You may have read about a wide variety of options when it comes to dealing with your debt problems. Debt
consolidation is one popular option. How easy or difficult can it be? Read on.
According to Wikipedia, “Debt consolidation entails taking out one loan to pay off many others.” Thought it may
sound simple, it is important to remember that there are a lot of points one has to bear in mind before deciding to
consolidate loans.

o Asses your total debt.

Make an honest attempt to assess the amount of debt you owe. Calculate the gross percentage of your income
that your debt represents. This is the first step in the process of consolidating your debts.
o What is your current situation?

Now that your have a sense of the numbers, make a list of missed or overdue payments. How much time do you
have to pay off long pending debts? Is the situation going to worsen further? Have clear cut answers for all of
these questions. Through this process, you can arrive at an approximate amount for the consolidation loan you will
need to cover all or most of your debt. All the above will directly affect the debt consolidation options available to
you.
o Choose an appropriate financial advisor.

With all the required information in place, appropriate research is a must before you choose the firm/individual
that will help you. This decision impacts the debt management solution you are looking for. Choose the debt
consolidation firm who can amicably work with you on this issue.
o Decide on the right consolidation loan or debt consolidation program.

This is a crucial step on your road to recovery from your current situation. You may find some companies who
allow you to cash out extra money for personal use as well, but by now you must be wary not to borrow more than
what is required to cover your debt amount. Carefully read the fine print, sit back and analyze interest rates, fees
and repayment period options before you sign on the dotted line.
o Stick to the commitment and make payments on time.

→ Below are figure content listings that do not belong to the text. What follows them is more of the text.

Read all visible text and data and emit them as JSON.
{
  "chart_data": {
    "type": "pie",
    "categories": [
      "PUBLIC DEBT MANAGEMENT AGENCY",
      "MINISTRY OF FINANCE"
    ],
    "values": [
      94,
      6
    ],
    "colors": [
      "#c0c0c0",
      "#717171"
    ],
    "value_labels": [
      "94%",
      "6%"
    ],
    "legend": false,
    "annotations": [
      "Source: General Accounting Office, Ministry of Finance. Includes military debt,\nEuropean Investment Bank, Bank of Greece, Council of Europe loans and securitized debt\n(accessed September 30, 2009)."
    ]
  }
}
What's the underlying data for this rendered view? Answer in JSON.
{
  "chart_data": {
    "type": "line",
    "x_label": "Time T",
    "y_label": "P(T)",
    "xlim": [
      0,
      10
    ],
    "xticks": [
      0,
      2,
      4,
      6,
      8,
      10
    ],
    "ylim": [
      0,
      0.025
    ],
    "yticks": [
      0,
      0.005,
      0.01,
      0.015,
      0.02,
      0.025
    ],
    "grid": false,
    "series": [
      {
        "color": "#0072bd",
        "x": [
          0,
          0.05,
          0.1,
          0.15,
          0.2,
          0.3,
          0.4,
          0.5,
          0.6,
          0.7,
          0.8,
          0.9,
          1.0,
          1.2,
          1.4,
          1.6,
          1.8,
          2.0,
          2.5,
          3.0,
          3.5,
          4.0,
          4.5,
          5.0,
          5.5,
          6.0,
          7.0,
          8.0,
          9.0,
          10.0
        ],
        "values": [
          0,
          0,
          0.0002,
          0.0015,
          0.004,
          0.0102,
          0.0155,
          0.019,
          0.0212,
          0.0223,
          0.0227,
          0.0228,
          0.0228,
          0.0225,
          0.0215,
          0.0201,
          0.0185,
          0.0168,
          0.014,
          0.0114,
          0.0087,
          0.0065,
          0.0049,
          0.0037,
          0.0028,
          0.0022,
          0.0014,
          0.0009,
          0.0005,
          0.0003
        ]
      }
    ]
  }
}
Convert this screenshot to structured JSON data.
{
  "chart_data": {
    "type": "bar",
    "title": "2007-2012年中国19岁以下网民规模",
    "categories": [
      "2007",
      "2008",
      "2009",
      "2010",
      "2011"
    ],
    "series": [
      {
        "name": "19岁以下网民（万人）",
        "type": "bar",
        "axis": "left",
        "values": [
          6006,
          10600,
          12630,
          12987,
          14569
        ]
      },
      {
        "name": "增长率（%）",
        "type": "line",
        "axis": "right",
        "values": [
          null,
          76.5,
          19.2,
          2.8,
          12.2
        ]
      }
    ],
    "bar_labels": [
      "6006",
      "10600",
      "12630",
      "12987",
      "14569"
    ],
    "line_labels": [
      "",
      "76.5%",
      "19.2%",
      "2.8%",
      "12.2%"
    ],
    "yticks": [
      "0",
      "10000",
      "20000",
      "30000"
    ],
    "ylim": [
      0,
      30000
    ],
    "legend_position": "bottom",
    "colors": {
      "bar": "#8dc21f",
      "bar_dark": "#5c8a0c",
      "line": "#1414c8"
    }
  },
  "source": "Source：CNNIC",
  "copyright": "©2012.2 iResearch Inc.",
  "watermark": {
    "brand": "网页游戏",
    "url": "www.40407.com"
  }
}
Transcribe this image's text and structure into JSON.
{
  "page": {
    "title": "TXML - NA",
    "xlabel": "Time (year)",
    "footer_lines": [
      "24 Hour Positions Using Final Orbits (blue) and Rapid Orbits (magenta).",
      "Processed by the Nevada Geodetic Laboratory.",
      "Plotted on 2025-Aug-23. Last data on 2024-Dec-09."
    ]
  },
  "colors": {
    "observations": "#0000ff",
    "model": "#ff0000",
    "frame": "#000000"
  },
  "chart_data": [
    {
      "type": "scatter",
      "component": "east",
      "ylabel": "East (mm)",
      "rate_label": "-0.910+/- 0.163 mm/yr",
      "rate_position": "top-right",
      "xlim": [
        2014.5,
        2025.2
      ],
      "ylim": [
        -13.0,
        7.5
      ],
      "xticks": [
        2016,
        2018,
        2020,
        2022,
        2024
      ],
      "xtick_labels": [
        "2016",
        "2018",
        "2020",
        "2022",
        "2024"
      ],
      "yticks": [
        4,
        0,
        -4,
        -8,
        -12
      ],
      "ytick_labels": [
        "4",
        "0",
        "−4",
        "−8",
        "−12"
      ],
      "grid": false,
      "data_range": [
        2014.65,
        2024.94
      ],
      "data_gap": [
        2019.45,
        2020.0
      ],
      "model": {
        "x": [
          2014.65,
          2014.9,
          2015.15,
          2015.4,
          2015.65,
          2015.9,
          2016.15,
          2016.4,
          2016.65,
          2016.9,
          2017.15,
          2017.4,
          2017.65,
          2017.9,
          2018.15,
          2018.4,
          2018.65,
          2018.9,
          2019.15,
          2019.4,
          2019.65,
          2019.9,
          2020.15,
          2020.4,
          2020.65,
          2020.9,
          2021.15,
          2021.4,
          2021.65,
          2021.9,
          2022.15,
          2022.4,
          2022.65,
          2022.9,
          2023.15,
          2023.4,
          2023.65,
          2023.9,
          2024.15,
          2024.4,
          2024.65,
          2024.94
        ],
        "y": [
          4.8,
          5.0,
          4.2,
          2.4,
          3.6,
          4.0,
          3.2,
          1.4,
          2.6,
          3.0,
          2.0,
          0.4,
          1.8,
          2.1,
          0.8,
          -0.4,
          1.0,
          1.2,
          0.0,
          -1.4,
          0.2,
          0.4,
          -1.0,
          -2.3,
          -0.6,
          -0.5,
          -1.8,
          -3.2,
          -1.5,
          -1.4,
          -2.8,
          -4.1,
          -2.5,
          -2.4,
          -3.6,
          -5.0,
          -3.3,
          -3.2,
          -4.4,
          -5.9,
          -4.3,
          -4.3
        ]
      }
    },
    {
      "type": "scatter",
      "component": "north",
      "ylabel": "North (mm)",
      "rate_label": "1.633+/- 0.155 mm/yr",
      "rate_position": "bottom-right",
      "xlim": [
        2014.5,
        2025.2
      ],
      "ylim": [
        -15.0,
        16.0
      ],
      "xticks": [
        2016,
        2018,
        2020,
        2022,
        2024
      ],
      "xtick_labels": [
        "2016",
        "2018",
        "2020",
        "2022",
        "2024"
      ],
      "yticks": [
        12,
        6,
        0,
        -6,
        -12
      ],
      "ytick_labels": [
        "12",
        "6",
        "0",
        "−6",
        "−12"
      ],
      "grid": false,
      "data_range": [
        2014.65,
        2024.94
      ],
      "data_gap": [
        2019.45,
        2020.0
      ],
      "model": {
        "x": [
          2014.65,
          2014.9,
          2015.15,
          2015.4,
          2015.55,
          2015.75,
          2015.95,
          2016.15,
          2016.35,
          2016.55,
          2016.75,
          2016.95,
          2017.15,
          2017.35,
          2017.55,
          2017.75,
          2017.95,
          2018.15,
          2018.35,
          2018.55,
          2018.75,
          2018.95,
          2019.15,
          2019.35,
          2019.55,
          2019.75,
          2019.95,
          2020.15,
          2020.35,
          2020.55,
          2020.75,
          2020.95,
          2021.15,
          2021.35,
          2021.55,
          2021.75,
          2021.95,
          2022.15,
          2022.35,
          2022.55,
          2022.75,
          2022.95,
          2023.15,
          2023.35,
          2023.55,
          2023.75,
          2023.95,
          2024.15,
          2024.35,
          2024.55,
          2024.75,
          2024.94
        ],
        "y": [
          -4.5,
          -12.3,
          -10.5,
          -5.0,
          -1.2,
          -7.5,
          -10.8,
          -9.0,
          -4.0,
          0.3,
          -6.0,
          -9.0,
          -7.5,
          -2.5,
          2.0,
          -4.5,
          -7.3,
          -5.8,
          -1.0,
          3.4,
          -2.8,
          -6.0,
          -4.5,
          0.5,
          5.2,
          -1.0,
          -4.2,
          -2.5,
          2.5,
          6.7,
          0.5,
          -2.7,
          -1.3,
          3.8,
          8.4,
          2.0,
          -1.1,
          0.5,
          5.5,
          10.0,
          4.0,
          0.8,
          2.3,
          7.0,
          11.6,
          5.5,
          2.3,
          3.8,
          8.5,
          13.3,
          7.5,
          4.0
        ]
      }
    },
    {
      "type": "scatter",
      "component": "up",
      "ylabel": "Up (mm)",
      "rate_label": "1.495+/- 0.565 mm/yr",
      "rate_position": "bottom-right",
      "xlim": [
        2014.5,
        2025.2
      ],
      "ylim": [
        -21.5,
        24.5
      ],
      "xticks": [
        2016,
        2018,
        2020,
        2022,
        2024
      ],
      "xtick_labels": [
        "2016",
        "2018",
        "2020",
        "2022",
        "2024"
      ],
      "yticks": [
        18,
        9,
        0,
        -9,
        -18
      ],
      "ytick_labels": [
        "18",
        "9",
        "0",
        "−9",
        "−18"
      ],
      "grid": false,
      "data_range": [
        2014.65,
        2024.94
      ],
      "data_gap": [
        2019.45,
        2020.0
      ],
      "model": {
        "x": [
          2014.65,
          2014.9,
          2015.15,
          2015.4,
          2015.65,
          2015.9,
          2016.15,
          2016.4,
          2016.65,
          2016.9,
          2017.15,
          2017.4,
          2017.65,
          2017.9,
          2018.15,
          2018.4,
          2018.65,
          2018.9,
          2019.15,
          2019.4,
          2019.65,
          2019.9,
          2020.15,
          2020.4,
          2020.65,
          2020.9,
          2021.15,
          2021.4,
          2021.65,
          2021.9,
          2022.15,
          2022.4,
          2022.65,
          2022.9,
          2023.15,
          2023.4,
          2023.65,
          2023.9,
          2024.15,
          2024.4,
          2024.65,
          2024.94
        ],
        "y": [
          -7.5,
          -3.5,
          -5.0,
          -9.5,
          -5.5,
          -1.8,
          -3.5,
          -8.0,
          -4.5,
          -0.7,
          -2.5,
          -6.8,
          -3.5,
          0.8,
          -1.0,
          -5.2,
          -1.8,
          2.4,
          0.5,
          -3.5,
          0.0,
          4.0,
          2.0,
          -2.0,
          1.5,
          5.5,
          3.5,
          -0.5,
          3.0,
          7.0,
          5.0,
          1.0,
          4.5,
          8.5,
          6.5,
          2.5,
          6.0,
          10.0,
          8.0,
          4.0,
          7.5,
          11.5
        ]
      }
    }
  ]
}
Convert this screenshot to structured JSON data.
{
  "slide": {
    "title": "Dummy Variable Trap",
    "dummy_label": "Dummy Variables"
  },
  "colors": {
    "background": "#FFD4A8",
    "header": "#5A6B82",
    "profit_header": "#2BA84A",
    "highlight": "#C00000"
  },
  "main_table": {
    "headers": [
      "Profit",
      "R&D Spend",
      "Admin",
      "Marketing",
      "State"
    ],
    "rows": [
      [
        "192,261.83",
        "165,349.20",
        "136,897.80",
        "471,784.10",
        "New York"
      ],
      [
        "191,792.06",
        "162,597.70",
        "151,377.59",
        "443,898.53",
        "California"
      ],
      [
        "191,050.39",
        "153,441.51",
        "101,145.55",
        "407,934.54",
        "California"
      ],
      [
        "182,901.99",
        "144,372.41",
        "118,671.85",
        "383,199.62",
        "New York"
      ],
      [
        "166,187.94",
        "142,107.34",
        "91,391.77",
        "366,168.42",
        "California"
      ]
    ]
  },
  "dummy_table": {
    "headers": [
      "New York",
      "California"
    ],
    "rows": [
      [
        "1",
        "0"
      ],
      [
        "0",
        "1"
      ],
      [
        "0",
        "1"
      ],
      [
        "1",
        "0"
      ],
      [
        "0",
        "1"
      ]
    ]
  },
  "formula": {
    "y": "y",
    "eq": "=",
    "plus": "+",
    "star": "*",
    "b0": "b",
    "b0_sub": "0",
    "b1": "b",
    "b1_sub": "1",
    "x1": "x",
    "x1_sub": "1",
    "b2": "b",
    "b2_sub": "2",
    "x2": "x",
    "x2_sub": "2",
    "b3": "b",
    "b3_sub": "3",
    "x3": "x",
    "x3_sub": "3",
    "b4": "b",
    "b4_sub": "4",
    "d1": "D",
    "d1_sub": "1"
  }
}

After you have completed the process, make sure that your repayment schedule is stringently followed until your
debts are cleared.
Since most consolidation loans are backed by an asset, they are secured loans that require borrowers to be very
careful with payment terms. Otherwise your attempt to help yourself out of a debt crisis could get you deeper into
it instead!

Debt consolidation can most easily become your key to financial freedom; it entirely is in your hands to use the
option, pay and get out of debt wisely!